Tailings from salt work and a soda work have been pumped into the southern part of Traunsee (bay of Ebensee) for more than 50 years. Solid wastes have accumulated to form a pile > 40 m high with a total volume of > 3 × 106 m3. The sandy silty mud consists of calcite and other phases of CaCO3, brucite, CaO resp. Ca(OH)2 and gypsum. The chemical environment of the mud is characterized by extreme alkaline pore water (pH > 10 up to 12.5; total amount of pore water: 3 × 106 t) and highly negative Eh-values. These values result from the pumped tailings and from postdepositional chemical processes such as dissolution resp. reaction of CaO, brucite and gypsum and precipitation of CaCO3. The high water content of the mud and the steep slopes (> 15°) are responsible for frequent debris flows near the waste inlet, and occasional turbidity currents flow down to the distal basin floor.
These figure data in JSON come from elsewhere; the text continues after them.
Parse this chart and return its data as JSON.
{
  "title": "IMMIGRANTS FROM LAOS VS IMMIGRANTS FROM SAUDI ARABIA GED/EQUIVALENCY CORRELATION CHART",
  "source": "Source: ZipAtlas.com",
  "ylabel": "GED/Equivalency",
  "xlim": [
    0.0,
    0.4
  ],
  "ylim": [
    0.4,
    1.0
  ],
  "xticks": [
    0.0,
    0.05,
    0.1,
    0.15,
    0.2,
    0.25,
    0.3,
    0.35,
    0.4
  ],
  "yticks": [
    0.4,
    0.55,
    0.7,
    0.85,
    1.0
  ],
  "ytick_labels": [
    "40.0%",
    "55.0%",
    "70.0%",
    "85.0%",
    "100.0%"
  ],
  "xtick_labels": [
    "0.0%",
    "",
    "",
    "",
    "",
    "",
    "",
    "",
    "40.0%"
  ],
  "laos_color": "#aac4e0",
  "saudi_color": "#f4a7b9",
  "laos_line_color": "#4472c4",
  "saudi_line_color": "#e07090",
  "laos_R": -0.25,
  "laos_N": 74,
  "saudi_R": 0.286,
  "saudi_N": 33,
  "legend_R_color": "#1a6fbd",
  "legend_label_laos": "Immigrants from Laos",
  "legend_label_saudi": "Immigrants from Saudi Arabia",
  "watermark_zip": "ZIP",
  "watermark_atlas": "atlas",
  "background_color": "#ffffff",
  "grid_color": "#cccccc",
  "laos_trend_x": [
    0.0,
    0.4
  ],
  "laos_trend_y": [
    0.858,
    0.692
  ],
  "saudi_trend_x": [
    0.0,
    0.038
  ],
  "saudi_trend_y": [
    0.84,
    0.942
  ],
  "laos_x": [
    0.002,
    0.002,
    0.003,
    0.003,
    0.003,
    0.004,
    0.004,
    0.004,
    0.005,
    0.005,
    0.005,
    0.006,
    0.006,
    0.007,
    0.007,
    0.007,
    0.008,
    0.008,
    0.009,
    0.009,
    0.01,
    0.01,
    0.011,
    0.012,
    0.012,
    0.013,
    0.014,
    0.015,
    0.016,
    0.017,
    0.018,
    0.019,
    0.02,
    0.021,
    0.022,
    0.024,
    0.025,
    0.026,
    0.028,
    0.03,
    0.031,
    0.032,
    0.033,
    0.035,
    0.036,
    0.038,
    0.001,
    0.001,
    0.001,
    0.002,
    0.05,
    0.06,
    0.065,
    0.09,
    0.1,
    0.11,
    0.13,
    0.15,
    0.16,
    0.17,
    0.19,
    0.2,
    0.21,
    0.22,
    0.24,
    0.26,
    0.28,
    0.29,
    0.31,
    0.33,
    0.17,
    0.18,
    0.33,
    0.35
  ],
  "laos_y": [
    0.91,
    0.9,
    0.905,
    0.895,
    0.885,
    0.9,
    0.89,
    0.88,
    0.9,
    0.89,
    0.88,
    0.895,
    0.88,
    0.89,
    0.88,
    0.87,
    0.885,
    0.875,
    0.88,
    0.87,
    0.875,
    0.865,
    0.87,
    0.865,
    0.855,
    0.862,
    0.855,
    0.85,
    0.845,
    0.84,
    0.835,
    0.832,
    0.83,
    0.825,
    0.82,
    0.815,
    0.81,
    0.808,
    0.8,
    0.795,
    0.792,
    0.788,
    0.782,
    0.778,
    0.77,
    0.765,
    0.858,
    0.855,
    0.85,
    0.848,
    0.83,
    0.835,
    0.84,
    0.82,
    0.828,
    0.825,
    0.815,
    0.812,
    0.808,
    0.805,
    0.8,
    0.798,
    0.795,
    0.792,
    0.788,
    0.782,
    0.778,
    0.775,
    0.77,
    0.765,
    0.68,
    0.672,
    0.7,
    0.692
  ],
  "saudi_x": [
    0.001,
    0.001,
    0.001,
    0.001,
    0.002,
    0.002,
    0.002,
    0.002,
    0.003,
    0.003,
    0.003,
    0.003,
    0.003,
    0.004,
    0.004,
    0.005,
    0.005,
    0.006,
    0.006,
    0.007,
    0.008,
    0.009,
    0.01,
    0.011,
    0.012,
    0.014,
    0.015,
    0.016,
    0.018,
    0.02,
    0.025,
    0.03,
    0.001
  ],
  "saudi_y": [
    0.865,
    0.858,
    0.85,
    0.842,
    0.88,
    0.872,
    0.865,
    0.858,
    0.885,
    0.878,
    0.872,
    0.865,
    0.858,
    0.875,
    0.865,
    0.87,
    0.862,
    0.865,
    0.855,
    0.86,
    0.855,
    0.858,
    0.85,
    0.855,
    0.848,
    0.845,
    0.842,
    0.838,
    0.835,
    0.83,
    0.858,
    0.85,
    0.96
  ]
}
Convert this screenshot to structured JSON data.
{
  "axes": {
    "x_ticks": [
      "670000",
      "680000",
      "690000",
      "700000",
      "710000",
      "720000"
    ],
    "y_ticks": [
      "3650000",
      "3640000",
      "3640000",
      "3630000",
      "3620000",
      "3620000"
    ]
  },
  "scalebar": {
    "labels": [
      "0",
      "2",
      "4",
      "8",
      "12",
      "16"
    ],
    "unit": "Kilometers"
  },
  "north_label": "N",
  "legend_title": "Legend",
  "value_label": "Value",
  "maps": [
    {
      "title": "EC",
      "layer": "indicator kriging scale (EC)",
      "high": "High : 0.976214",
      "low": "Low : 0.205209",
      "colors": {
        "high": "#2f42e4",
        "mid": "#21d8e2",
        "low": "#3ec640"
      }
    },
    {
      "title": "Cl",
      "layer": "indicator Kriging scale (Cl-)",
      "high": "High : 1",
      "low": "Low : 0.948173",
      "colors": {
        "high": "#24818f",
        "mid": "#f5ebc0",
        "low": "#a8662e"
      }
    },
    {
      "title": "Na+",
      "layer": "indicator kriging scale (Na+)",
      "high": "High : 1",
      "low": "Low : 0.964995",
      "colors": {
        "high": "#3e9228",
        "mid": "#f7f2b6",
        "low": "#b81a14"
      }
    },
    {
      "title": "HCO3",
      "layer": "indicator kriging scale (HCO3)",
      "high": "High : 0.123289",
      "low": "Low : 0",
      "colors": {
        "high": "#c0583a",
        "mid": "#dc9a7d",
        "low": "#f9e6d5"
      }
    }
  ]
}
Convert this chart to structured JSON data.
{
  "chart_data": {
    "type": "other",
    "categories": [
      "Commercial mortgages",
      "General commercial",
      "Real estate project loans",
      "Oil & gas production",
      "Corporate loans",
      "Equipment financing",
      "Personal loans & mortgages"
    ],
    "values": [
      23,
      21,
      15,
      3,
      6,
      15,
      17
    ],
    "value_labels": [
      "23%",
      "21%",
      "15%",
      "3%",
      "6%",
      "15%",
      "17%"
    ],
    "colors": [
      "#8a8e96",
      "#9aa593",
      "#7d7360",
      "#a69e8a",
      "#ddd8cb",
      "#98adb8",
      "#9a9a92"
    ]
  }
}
One particular current may transport up to 4 × 105 m3 of alkaline mud as far as 6 km from the inlet into the profundal basin plain, intercalating with natural lake sediments. Sedimentation rates in the northern part of Traunsee within the last decades are isotopically measured as 0.4–0.5 cm/a. In the central basin the sedimentation rates within the last 50 years are in the range of 2–3 cm/a. Up to 75% of the profundal sediments consist of industrial tailings and turbidites. Thus, within a substantial portion of the profundal zone (about 15%) the benthic fauna and the chemical environment of the sediments are influenced by the alkaline tailings.